Might I suggest a different approach? It's not exactly syncing your stuff automatically per se, but it is a good method of keeping everything kosher across the board. Would help with the issue of overwriting something in either direction. It will also give you a history to revert back to should something go wrong after hours of coding, only to find out you just made a mess...
My suggestion would be something like Git, GitHub in particular. Of course GitHub has a open source mentality so anything you put up there will be publicly available unless you are willing to pay for a private account. On the flip side, there is the option to setup your own personal private git server either on your hosting server if you have those type of privileges or even locally on a spare drive. Though setting up git is kinda hairy sometimes depending on which route you go. There's also SVN (Subversion) same concept, different style of doing it.

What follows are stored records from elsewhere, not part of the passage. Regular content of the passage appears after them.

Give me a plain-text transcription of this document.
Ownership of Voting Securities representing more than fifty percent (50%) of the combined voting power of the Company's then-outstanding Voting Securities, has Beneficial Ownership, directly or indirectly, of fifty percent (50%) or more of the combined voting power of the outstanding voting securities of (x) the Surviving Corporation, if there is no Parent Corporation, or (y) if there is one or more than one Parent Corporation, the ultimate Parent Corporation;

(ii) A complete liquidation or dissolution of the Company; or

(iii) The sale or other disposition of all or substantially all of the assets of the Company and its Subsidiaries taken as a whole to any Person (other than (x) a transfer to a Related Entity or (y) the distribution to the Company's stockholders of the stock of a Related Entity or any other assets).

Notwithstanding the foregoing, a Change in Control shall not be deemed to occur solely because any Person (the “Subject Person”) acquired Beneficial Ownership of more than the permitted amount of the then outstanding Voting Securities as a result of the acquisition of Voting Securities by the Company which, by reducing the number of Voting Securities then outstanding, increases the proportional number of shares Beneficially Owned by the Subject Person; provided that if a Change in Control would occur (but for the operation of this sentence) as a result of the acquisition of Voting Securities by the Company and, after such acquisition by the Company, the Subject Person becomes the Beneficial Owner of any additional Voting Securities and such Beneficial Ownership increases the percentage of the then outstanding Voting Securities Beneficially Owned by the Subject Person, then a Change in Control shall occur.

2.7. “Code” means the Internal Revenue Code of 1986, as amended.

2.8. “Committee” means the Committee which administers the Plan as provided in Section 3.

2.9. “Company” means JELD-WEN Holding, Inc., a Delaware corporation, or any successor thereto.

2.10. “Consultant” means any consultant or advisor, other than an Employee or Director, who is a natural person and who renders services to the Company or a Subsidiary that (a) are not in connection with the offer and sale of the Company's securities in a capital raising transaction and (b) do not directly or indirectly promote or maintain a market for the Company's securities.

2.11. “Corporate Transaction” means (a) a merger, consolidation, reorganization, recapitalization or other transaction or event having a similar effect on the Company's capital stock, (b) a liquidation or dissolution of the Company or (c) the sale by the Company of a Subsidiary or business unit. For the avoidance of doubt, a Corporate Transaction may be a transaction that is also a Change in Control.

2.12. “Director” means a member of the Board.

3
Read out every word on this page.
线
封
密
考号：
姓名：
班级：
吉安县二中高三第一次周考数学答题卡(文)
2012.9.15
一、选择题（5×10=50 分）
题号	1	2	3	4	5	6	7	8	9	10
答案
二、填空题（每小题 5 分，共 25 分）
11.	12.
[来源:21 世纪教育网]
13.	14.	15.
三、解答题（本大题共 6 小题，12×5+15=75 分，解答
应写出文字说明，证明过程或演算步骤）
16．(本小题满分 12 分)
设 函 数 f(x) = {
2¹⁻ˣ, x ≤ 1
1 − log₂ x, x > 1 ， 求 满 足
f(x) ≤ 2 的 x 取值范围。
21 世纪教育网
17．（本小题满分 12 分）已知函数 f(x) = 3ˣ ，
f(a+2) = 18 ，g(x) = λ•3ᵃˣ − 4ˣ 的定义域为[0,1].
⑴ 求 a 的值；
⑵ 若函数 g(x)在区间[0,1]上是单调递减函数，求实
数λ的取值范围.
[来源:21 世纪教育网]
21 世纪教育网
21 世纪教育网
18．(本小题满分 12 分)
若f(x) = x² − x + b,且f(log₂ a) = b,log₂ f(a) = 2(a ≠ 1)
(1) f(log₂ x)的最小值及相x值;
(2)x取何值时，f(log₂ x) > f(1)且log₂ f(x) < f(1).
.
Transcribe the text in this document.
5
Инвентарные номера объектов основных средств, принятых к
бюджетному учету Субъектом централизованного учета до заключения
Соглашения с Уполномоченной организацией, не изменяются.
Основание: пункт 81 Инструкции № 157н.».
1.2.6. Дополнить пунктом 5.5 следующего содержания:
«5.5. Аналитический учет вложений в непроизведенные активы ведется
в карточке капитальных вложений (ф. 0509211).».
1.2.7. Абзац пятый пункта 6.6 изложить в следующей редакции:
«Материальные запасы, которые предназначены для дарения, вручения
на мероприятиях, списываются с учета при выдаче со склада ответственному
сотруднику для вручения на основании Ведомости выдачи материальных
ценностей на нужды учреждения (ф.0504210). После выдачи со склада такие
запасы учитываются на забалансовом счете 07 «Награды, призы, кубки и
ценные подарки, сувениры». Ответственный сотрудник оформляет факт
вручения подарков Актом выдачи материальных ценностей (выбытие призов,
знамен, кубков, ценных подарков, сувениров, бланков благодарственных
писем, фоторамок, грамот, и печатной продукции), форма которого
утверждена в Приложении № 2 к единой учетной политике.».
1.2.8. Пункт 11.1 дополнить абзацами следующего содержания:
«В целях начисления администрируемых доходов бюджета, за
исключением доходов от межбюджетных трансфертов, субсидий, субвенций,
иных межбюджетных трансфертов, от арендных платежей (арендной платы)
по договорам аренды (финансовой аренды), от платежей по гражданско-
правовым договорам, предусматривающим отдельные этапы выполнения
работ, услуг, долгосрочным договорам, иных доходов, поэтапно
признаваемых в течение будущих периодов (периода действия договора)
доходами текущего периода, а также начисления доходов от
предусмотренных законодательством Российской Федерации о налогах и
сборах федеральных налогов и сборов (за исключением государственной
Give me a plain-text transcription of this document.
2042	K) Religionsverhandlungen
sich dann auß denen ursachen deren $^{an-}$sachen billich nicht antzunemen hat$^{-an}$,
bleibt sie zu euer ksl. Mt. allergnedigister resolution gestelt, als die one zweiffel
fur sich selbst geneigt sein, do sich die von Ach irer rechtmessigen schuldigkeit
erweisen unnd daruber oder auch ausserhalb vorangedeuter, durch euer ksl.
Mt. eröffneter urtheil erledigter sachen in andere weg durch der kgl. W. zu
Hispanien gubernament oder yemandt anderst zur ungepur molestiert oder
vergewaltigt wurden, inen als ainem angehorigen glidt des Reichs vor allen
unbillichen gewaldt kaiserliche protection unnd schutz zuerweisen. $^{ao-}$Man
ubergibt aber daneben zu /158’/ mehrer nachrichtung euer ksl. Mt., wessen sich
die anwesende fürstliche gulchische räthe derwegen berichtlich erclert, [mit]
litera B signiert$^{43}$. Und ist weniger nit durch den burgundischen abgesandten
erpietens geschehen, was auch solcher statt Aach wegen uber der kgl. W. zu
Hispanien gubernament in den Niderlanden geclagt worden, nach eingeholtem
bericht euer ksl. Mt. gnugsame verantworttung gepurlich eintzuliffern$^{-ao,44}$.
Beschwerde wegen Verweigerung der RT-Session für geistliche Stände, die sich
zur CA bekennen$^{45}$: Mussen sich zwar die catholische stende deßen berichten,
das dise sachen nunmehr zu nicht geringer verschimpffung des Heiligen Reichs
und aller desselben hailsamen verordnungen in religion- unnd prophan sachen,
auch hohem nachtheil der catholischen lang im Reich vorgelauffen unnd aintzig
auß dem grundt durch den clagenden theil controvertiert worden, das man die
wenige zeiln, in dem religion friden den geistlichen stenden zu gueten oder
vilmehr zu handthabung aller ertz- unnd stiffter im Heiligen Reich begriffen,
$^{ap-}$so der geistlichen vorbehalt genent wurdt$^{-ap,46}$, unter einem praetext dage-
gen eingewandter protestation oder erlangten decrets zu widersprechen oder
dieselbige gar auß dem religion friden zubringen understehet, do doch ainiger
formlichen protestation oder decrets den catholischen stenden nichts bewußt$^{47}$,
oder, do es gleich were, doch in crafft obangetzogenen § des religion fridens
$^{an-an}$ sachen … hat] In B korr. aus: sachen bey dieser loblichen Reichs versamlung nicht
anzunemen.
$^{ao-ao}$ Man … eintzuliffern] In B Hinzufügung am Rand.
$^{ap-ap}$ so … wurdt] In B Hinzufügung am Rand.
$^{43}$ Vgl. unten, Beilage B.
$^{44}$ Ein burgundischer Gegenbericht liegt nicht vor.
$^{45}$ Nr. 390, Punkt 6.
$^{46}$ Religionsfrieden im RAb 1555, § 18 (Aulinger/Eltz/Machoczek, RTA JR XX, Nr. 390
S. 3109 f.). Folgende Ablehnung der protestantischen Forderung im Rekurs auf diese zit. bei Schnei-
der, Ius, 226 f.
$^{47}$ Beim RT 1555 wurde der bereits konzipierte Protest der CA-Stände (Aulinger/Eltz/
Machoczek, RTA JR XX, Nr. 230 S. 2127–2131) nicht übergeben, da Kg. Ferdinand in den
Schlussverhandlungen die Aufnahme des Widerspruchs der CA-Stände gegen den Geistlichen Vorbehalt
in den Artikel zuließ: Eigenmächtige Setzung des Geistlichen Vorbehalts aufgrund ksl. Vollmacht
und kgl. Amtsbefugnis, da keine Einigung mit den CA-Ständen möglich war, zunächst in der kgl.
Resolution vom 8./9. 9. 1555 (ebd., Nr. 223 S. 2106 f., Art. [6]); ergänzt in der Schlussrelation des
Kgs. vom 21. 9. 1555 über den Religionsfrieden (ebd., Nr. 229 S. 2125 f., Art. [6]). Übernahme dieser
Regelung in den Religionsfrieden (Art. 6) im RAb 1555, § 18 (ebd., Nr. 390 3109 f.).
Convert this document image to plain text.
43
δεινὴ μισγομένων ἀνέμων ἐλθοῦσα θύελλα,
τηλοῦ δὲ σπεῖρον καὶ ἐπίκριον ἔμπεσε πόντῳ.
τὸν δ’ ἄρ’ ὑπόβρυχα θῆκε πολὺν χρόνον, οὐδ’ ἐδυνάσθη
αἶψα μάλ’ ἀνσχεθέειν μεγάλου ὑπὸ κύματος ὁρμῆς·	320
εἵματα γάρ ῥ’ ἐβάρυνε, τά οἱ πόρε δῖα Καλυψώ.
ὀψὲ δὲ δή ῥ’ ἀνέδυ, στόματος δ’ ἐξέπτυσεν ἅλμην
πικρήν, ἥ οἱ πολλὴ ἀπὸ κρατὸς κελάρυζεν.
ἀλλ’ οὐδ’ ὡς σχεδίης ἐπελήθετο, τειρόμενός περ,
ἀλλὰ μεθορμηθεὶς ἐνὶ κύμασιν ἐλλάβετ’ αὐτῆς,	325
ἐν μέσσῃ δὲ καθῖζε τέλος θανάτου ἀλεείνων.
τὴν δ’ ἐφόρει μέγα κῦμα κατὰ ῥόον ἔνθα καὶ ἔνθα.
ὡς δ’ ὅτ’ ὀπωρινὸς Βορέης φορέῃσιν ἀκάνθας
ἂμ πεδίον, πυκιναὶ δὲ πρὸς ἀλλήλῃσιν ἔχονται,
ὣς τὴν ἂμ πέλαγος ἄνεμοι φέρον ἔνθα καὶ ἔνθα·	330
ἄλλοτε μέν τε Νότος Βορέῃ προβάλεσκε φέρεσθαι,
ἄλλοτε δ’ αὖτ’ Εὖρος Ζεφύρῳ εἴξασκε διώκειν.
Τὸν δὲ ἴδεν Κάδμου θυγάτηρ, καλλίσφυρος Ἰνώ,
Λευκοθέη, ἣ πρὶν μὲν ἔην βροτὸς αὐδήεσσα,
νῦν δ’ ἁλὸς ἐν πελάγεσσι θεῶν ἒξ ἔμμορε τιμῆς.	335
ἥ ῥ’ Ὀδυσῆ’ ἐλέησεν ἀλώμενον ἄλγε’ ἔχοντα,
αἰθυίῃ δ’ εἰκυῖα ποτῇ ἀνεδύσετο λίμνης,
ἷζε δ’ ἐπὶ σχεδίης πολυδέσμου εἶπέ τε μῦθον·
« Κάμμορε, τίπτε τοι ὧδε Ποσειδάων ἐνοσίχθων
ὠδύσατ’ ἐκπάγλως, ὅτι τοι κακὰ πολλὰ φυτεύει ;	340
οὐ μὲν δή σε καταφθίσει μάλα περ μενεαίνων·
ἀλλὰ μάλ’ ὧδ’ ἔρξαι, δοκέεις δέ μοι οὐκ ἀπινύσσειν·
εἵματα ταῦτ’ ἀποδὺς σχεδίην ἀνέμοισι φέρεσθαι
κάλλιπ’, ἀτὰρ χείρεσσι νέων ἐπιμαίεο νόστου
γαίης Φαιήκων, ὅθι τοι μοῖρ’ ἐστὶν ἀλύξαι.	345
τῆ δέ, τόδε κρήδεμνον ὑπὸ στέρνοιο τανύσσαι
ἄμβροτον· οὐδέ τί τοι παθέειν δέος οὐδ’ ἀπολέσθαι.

All around both are good ideas in my book. So many pluses. I believe also there are scripts or APIs with GitHub that you can use to run through something like a cronjob on your hosting server again if your host allows it. that you can just have run every day, week, every 12 hours? whatever. that can check to see if there's anything new, and if so apply it.
I am for that rsync option if you have it accessible. But setting it up on your local machine depending on what OS you have might be tricky in itself. Otherwise, there are some commercial products you could purchase that have the ability to run over your project directory and remote directory that you could purchase and act similar to an FTP. These require SSH I believe though in most cases.
Personally I have tried a few FTP programs in my time that claim syncing, have also attempting to use DreamWeaver's ability. But I don't like them; they cause more headaches than they were worth in most cases. All in all, I would go the git or svn route personally.